The comments for the most part do not bother me, people just aren't used to seeing a large family anymore. Yes, it can sting and yes, people can be very rude.

Number 4 and 5 is when it was the worst. I guess people think we've just lost our minds now.-lol I can say that we receive many more good comments now than bad comments.

We just try to be a good example of what a family should be.
While i'm not here to try to convince anyone to have as large of a family as I do, I do want to show people that it is possible to raise more than 2 children and still give them everything they need.


"People, we just need to be careful with what is coming out of our mouths. Especially when the kids are around. You never know when it could really hurt someone. While it may just be a joke, or you just don't know what to say. Maybe just think about your comment for a few seconds before you speak it. If it doesn't sound as funny as it did, then say something nice. We mother's need all the encouragement from one another we can get."

Sharon said...

This was truly such a beautiful post. Thank you so much for sharing.

I am the youngest of 8, and growing up (even still) I'd hear that my father must be loaded. NOT THE CASE! lol He provided well for us, but as you pointed out, that didn't = buying us costly items.

I get discouraged when people already tell me we can't afford more kids, when we only have 2. TWO! I am a SAHM, and that also seems to let people think we can "afford" it.
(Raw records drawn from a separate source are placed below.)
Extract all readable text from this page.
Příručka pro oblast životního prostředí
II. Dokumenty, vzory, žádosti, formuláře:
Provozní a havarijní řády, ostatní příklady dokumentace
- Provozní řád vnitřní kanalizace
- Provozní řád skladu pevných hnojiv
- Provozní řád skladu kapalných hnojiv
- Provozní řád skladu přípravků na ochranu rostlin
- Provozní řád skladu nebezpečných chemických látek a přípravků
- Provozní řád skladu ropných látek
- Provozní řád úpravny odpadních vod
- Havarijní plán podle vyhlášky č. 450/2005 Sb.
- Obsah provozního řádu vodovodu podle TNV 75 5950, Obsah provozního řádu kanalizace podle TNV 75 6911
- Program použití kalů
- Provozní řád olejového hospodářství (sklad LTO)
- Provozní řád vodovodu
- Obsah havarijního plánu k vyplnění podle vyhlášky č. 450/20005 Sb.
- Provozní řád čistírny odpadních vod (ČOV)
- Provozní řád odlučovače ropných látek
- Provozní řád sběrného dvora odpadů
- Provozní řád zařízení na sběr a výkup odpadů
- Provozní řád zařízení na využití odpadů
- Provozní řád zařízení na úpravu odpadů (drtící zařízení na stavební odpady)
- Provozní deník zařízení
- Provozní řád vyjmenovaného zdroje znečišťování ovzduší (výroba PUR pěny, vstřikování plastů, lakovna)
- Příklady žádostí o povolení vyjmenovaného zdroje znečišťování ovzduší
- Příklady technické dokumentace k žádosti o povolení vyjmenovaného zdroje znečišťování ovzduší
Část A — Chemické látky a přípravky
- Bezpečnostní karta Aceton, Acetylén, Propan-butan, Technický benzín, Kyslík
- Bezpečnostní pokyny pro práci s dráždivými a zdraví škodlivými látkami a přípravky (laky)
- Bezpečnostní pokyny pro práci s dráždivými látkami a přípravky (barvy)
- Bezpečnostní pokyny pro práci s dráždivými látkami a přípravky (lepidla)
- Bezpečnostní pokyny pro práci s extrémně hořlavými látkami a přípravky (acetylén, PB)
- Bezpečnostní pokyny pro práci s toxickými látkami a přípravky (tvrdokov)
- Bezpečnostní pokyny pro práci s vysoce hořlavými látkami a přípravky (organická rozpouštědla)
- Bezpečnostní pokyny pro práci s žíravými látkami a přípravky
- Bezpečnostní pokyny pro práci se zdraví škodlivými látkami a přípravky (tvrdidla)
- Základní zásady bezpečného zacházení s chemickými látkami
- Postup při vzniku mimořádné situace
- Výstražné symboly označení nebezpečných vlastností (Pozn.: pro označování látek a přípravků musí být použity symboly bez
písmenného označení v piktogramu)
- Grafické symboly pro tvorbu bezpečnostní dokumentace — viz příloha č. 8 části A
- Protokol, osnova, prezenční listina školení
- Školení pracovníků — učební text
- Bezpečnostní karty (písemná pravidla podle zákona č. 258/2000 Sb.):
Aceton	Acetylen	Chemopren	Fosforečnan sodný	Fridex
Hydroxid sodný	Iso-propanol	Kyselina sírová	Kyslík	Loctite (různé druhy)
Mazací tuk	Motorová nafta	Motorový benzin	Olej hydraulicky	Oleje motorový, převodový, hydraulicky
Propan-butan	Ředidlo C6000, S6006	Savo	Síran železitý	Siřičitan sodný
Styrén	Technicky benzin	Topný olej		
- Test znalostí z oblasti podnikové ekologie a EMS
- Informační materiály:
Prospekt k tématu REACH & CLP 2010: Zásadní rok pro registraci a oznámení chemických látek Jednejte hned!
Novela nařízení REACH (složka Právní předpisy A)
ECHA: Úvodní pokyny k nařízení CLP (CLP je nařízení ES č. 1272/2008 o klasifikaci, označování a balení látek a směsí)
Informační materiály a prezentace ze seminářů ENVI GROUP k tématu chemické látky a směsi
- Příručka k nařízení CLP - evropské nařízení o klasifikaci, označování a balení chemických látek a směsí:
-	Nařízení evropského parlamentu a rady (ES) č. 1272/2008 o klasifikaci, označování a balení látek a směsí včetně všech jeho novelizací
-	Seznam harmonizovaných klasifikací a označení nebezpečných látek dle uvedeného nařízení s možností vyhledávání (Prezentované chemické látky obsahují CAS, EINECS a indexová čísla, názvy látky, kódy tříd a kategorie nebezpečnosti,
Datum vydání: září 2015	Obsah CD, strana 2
Well, we're still renting, and we only have 1 car, and my dh works 2 jobs right now. BUT, we are a good family and our boys are happy. Dh and I are happy. Money doesn't buy happiness.

Sorry this was so long. Thanks again for this beautiful post.

Anonymous said...

Absolutely agree with you. I'm the mother of three children and stepmom to three more (we have stepchildren here every weekend and hope to have custody someday -- they are currently with their maternal grandparents). With the money we bring home (after hubby pays child support), we would be considered to be living below the poverty line. But my children have healthy food, shelter, nice clean clothes, and love. We can't always give them what they want, but they have what they need with a few extras thrown in. It takes creativity: Learning how to stretch the food budget, cooking more meals from scratch or with a few inexpensive shortcuts instead of packaged foods and eating out too many times, not being afraid to let friends and family know you would be more than happy to take their kids' outgrown clothing or toys, shopping end-of-season clearance racks and thrift stores, yard sales and online yard-sale-type sites for toys, furniture, etc. Our home is decently furnished mostly with hand-me-downs (we put the word out when hubby and I were about to move in together and couldn't buy everything new all at once, and family and friends stepped up and helped). Creativity is key. My son, who like me and his stepdad is musically inclined, gets free saxaphone lessons by joining our local marching band (they do marching music and classical music), and he loves it. In exchange for showing up for gigs and practices, he gets free lessons. I could go on and on, but I'm sure you know what I'm talking about.